É a triste confissão que mais se ouve hoje em dia. Tanto em países desenvolvidos como em países em desenvolvimento. Tanto de pessoas cultas como de pessoas sem instrução. Tanto de religiosos como de agnósticos. Tanto de empresários como de donas-de-casa. Tanto de jovens como de idosos.

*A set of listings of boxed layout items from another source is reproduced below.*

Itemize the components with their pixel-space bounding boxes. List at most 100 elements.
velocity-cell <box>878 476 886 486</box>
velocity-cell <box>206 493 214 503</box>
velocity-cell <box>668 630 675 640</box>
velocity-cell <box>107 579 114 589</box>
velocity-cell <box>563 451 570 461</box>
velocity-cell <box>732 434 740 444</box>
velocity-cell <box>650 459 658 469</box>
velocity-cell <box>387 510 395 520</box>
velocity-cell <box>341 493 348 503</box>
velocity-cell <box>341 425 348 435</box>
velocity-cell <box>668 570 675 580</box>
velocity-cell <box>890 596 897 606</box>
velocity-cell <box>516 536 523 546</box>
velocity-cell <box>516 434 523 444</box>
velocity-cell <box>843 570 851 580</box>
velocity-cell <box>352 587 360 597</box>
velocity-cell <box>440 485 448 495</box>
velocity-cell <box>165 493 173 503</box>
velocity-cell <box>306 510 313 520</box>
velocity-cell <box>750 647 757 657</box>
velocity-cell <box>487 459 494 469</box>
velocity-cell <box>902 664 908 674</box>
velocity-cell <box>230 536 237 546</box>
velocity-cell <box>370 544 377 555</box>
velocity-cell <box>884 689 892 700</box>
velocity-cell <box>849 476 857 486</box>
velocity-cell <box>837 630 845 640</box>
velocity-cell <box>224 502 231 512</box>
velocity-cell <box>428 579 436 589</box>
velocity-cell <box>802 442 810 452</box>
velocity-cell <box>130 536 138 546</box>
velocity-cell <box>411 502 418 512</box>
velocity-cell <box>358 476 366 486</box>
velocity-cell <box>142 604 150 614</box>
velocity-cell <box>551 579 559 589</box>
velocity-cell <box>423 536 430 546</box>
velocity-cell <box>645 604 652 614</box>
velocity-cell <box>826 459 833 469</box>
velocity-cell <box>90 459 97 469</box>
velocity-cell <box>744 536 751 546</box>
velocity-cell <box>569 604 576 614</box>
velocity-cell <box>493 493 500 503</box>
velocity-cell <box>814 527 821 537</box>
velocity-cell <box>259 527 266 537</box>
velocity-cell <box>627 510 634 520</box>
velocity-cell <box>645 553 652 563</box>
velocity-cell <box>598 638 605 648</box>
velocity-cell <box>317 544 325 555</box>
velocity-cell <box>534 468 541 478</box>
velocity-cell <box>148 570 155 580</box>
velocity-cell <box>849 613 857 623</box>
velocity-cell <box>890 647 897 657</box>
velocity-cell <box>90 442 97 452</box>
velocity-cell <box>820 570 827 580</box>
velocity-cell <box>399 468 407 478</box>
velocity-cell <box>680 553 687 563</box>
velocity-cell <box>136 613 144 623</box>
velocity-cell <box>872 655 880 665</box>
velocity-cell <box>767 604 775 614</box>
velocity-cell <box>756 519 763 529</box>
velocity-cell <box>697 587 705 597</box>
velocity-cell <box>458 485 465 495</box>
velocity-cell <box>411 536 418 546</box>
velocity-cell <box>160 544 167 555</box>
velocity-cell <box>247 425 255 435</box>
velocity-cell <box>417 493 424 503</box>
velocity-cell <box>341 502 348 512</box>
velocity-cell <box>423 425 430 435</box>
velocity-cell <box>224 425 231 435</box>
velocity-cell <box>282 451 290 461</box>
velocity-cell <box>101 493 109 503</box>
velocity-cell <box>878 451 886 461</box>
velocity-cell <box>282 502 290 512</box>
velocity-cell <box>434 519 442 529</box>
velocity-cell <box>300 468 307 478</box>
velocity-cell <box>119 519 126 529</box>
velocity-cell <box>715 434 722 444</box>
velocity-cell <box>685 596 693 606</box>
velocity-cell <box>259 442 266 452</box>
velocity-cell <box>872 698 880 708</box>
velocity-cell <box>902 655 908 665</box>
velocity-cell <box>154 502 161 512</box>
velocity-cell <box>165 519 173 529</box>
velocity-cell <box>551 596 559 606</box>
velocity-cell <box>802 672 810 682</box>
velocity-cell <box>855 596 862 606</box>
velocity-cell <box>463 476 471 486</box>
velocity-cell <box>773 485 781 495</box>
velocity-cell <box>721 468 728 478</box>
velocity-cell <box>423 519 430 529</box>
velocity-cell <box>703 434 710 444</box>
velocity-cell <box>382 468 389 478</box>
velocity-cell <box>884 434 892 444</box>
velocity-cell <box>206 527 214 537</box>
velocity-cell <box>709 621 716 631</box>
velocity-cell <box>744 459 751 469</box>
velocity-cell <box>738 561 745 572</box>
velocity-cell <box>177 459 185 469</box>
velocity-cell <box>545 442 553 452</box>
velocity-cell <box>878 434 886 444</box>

A decepção generalizada, ou globalizada, é com o que se lê, com o que se vê, com o que se ouve e com o que acontece. É causada por justas razões. Além de estarmos de mãos e pés amarrados quanto à solução de antigos e intrigantes problemas, eles se tornam maiores, mais amplos, mais ameaçadores e mais complexos.
O conflito árabe-israelense vem desde Ismael e Isaque, os dois filhos de Abraão. Já envolveram os gregos, os romanos, os otomanos, os ingleses, os franceses e, agora, os americanos.2

Um dos mais insolúveis problemas de hoje diz respeito à droga, cujo comércio movimenta trilhões de dólares por ano e cujo consumo escapa a qualquer controle. Por exemplo, a droga pode ser levada para as penitenciárias escondida na vagina de mulheres, que a entregam aos encarcerados por ocasião da visita íntima. Do narcotráfico estamos caminhando para o narcoimperialismo, palavra usada pelo sociólogo brasileiro Hélio Jaguaribe para explicar o envolvimento americano no controle exercido sobre os países que circundam o Brasil.3

O preconceito racial ainda existe, mesmo com a abolição do tráfico negreiro e da escravatura no século 19. O procurador-geral da justiça do Estado de São Paulo, Rodrigo César Rebelo Pinto afirma que “os brasileiros afrodescendentes ainda sofrem, no limiar do século 21, os efeitos de um inaceitável quadro de injustiça social e econômica”.4

Os crimes que envolvem o sexo, alimentados e facilitados pela internet, tornam-se cada vez mais numerosos e hediondos. Invadem as sacristias e o turismo. Só nos Estados Unidos existem hoje mais de meio milhão de infratores sexuais cadastrados. Eles são empurrados para fora das regiões mais povoadas. Novas providências para contê-los estão sendo estudadas, como a exigência da castração química, a proibição de viverem a menos de 150 metros de qualquer escola ou creche etc. Mais de 50% dos pedófilos que se submetem a um tratamento especializado, continuam com o mesmo problema.5

Sobre a interminável sucessão de guerras, basta lembrar a Teoria das Incertezas (ou da Turbulência), do estrategista francês Pierre Lellouche, mencionada no artigo Novas teorias sobre poder mundial, do general reformado Carlos de Meira Mattos, doutor em ciência política, publicado na Folha de São Paulo (11/03/05). Segundo essa análise, nos próximos 15 a 20 anos “não haverá um poder capaz de dominar a turbulência provocada por inúmeros conflitos de índole social, étnica, racial, religiosa, familiar ou por ameaças de uso de armas de destruição em massa”. De fato, nem a ONU, nem outros organismos internacionais nem a chamada hegemonia norte-americana tem sido capaz “de restabelecer a paz e a segurança, sufocando os vários pólos de conflitos graves, sangrentos, transnacionais, que se espalham pela Europa, Ásia e África”, como lembra o autor do artigo. Por ocasião do 60o aniversário da explosão da bomba atômica lançada sobre Hiroshima, no ano passado, o bispo William Skylstad, presidente da Conferência Episcopal dos Estados Unidos, em carta a colegiado católico do Japão, declarou que, em nossos dias, “a ameaça da guerra nuclear foi substituída pelo terrorismo nuclear”.6

Frente a esse doloroso cenário de decepção, é oportuno ouvir o conselho do psicanalista Contardo Calligaris: “A santidade [dos santos] não consiste só em reconhecer suas próprias falhas ou em perdoar as falhas dos outros. O santo, além disso, enxerga a imperfeição do mundo, mas continua encontrando razões para amá-lo, ou seja, continua encontrando seus ideais lá fora, na banalidade imperfeita dos outros”.7 A decepção, por maior que seja, não deve gerar desespero!

 

Notas

1. Folha de São Paulo, Caderno “Mais!” 27/11/05.
2. Ver o artigo “Mar Morto e Guerra Perpétua”, de José Sarney. Folha de São Paulo, 05/05/06.
3. Droga, crime e narcoimperialismo. Jornal do Brasil, 29/06/05.
4. O Ministério Público e a igualdade racial. Folha de São Paulo, 20/11/05.
5. Robert Worth. EUA apertam o cerco a criminosos sexuais. Folha de São Paulo, 15/10/05.
6. Pessimismo toma conta dos japoneses. Jornal do Brasil, 05/08/05.
7. A armadilha da corrupção. Folha de São Paulo, 03/11/05.
Texto originalmente publicado na edição 301 de Ultimato.